Plainclothes police from Hue, in central Vietnam, detained a
group of Catholic priests, who were attending a prayer service.
Local
priest Fr. Phan Van Loi, told Radio Free Asia (RFA) that local officers
resumed monitoring his activities after the five-day Tet holiday,
Vietnam’s annual New Year celebration which fell on Jan. 28-Feb. 1 this
year.
“I asked them why they were blocking me from attending church
services,” he said. “I asked if they were police. Of course, I knew they
were police because I had previously seen them around my house.”
“We demanded that they show us their IDs, but one man said they were
not policemen,” he said. “I told them that even if they wear
plainclothes, they are still Thua Thien Hue province policemen.”
Loi said the police have tightened their watch over his house and
monitored him closely for the last two months because he had spoken with
people at the Thien An monastery in Hue, whose property has been
subject to land grabs during the past few years.

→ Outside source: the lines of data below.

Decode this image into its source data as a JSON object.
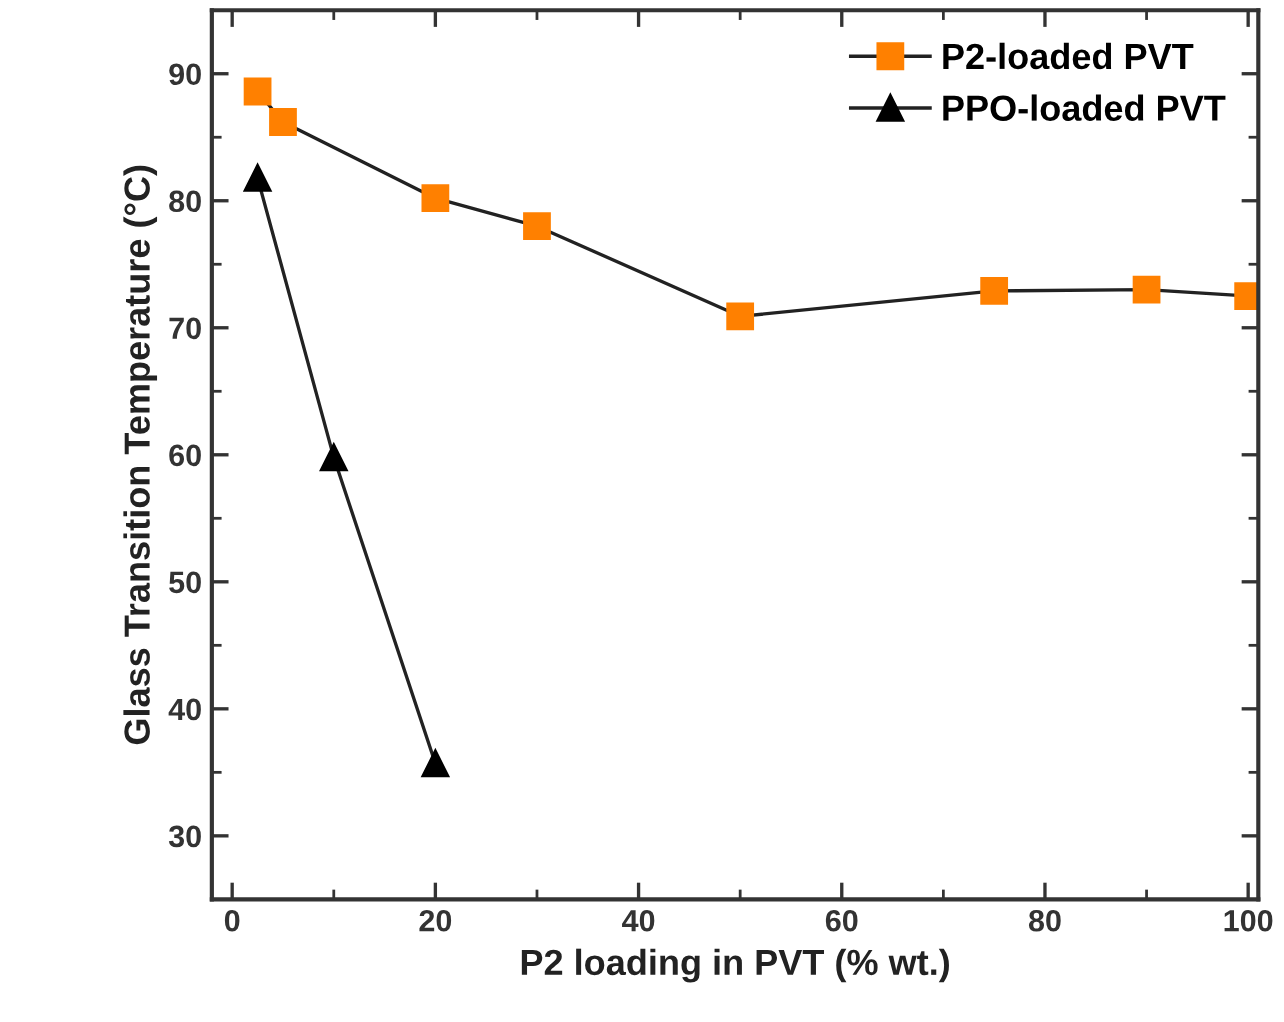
{
  "chart_data": {
    "type": "line",
    "xlabel": "P2 loading in PVT (% wt.)",
    "ylabel": "Glass Transition Temperature (°C)",
    "xlim": [
      -2,
      101
    ],
    "ylim": [
      25,
      95
    ],
    "xticks": [
      0,
      20,
      40,
      60,
      80,
      100
    ],
    "yticks": [
      30,
      40,
      50,
      60,
      70,
      80,
      90
    ],
    "grid": false,
    "legend": "top right",
    "series": [
      {
        "name": "P2-loaded PVT",
        "color": "#ff8000",
        "marker": "square",
        "x": [
          2.5,
          5,
          20,
          30,
          50,
          75,
          90,
          100
        ],
        "values": [
          88.6,
          86.2,
          80.2,
          78.0,
          70.9,
          72.9,
          73.0,
          72.5
        ]
      },
      {
        "name": "PPO-loaded PVT",
        "color": "#000000",
        "marker": "triangle",
        "x": [
          2.5,
          10,
          20
        ],
        "values": [
          81.8,
          59.8,
          35.7
        ]
      }
    ]
  }
}
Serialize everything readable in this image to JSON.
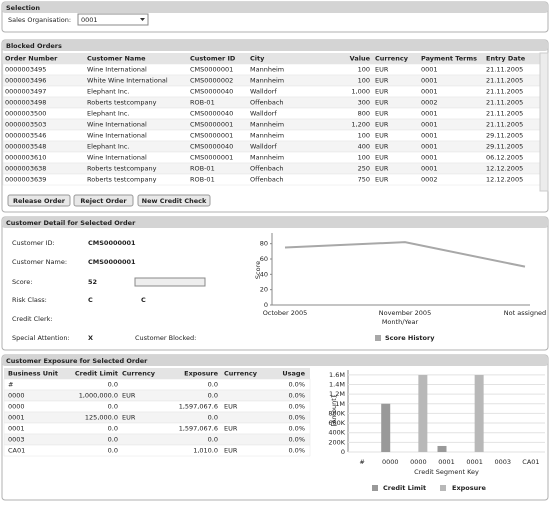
{
  "selection": {
    "title": "Selection",
    "label": "Sales Organisation:",
    "value": "0001"
  },
  "blocked_orders": {
    "title": "Blocked Orders",
    "columns": [
      "Order Number",
      "Customer Name",
      "Customer ID",
      "City",
      "Value",
      "Currency",
      "Payment Terms",
      "Entry Date"
    ],
    "rows": [
      [
        "0000003495",
        "Wine International",
        "CMS0000001",
        "Mannheim",
        "100",
        "EUR",
        "0001",
        "21.11.2005"
      ],
      [
        "0000003496",
        "White Wine International",
        "CMS0000002",
        "Mannheim",
        "100",
        "EUR",
        "0001",
        "21.11.2005"
      ],
      [
        "0000003497",
        "Elephant Inc.",
        "CMS0000040",
        "Walldorf",
        "1,000",
        "EUR",
        "0001",
        "21.11.2005"
      ],
      [
        "0000003498",
        "Roberts testcompany",
        "ROB-01",
        "Offenbach",
        "300",
        "EUR",
        "0002",
        "21.11.2005"
      ],
      [
        "0000003500",
        "Elephant Inc.",
        "CMS0000040",
        "Walldorf",
        "800",
        "EUR",
        "0001",
        "21.11.2005"
      ],
      [
        "0000003503",
        "Wine International",
        "CMS0000001",
        "Mannheim",
        "1,200",
        "EUR",
        "0001",
        "21.11.2005"
      ],
      [
        "0000003546",
        "Wine International",
        "CMS0000001",
        "Mannheim",
        "100",
        "EUR",
        "0001",
        "29.11.2005"
      ],
      [
        "0000003548",
        "Elephant Inc.",
        "CMS0000040",
        "Walldorf",
        "400",
        "EUR",
        "0001",
        "29.11.2005"
      ],
      [
        "0000003610",
        "Wine International",
        "CMS0000001",
        "Mannheim",
        "100",
        "EUR",
        "0001",
        "06.12.2005"
      ],
      [
        "0000003638",
        "Roberts testcompany",
        "ROB-01",
        "Offenbach",
        "250",
        "EUR",
        "0001",
        "12.12.2005"
      ],
      [
        "0000003639",
        "Roberts testcompany",
        "ROB-01",
        "Offenbach",
        "750",
        "EUR",
        "0002",
        "12.12.2005"
      ]
    ],
    "buttons": [
      "Release Order",
      "Reject Order",
      "New Credit Check"
    ]
  },
  "customer_detail": {
    "title": "Customer Detail for Selected Order",
    "fields": [
      {
        "label": "Customer ID:",
        "values": [
          "CMS0000001"
        ]
      },
      {
        "label": "Customer Name:",
        "values": [
          "CMS0000001"
        ]
      },
      {
        "label": "Score:",
        "values": [
          52
        ]
      },
      {
        "label": "Risk Class:",
        "values": [
          "C",
          "C"
        ]
      },
      {
        "label": "Credit Clerk:"
      },
      {
        "label": "Special Attention:",
        "values": [
          "X"
        ]
      },
      {
        "label": "Customer Blocked:"
      }
    ],
    "chart_data": {
      "type": "line",
      "categories": [
        "October 2005",
        "November 2005",
        "Not assigned"
      ],
      "x_label": "Month/Year",
      "y_label": "Score",
      "series": [
        {
          "name": "Score History",
          "color": "#a8a8a8",
          "values": [
            75,
            82,
            50
          ]
        }
      ],
      "ylim": [
        0,
        90
      ],
      "yticks": [
        0,
        20,
        40,
        60,
        80
      ],
      "grid": false
    }
  },
  "exposure": {
    "title": "Customer Exposure for Selected Order",
    "columns": [
      "Business Unit",
      "Credit Limit",
      "Currency",
      "Exposure",
      "Currency",
      "Usage"
    ],
    "rows": [
      [
        "#",
        "0.0",
        null,
        "0.0",
        null,
        "0.0%"
      ],
      [
        "0000",
        "1,000,000.0",
        "EUR",
        "0.0",
        null,
        "0.0%"
      ],
      [
        "0000",
        "0.0",
        null,
        "1,597,067.6",
        "EUR",
        "0.0%"
      ],
      [
        "0001",
        "125,000.0",
        "EUR",
        "0.0",
        null,
        "0.0%"
      ],
      [
        "0001",
        "0.0",
        null,
        "1,597,067.6",
        "EUR",
        "0.0%"
      ],
      [
        "0003",
        "0.0",
        null,
        "0.0",
        null,
        "0.0%"
      ],
      [
        "CA01",
        "0.0",
        null,
        "1,010.0",
        "EUR",
        "0.0%"
      ]
    ],
    "chart_data": {
      "type": "bar",
      "categories": [
        "#",
        "0000",
        "0000",
        "0001",
        "0001",
        "0003",
        "CA01"
      ],
      "x_label": "Credit Segment Key",
      "y_label": "[Amount]",
      "series": [
        {
          "name": "Credit Limit",
          "color": "#999999",
          "values": [
            0,
            1000000,
            0,
            125000,
            0,
            0,
            0
          ]
        },
        {
          "name": "Exposure",
          "color": "#b8b8b8",
          "values": [
            0,
            0,
            1597067.6,
            0,
            1597067.6,
            0,
            1010
          ]
        }
      ],
      "ylim": [
        0,
        1700000
      ],
      "yticks": [
        0,
        {
          "value": 200000,
          "label": "200K"
        },
        {
          "value": 400000,
          "label": "400K"
        },
        {
          "value": 600000,
          "label": "600K"
        },
        {
          "value": 800000,
          "label": "800K"
        },
        {
          "value": 1000000,
          "label": "1M"
        },
        {
          "value": 1200000,
          "label": "1.2M"
        },
        {
          "value": 1400000,
          "label": "1.4M"
        },
        {
          "value": 1600000,
          "label": "1.6M"
        }
      ]
    }
  }
}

Another reason was that he belongs to a group of three Catholic
priests in Hue that the government deems to be dissidents, he said. The
other two are Nguyen Van Ly and Nguyen Huu Giai.
Critical of the government
Loi is an outspoken critic of Vietnam’s communist government and its repression of civil society groups.
Ly, a prisoner of conscience who was arrested in 1977, 2001, and 2007
for various crimes against the state, served nearly two decades in
prison. Authorities released him from jail last May ahead of a visit to
the country by then President Barack Obama.
Giai has been a critic of the government’s harassment of certain religious groups.
Founded by French missionaries in June 1940, Thien An monastery is
home to a community of priests, nuns, and seminarians who perform
pastoral activities in three different churches.
In June 2016, police stopped Thien An priests from building a road
leading to the monastery’s garden, prompting Antoine Nguyen Van Duc, the
head of the monastery, to petition national and foreign officials in
the country and at the American embassy in Hanoi, complaining about the
illegal seizure of land and the disrespect authorities had shown to a
cross.
Authorities claimed that the priests had erected the cross on
government land, and said they had taken it down while the priests were
praying. They also placed a pole on the monastery’s grounds to let
people know that the land had been appropriated.
Local government officials planned to seize some of the monastery’s
land and other land in the vicinity to build a leisure center and
amusement park, the online news service AsiaNews reported at the time.
AsiaNews has frequently denounced the government claims on Thien An monastery.
The local government members intend to seize part of the monastery
grounds and other surrounding areas, to build a leisure center and an
amusement park.
In response, the Sisters of St. Paul of Hanoi have decided to hold round the clock vigils on the grounds to prevent its confiscation.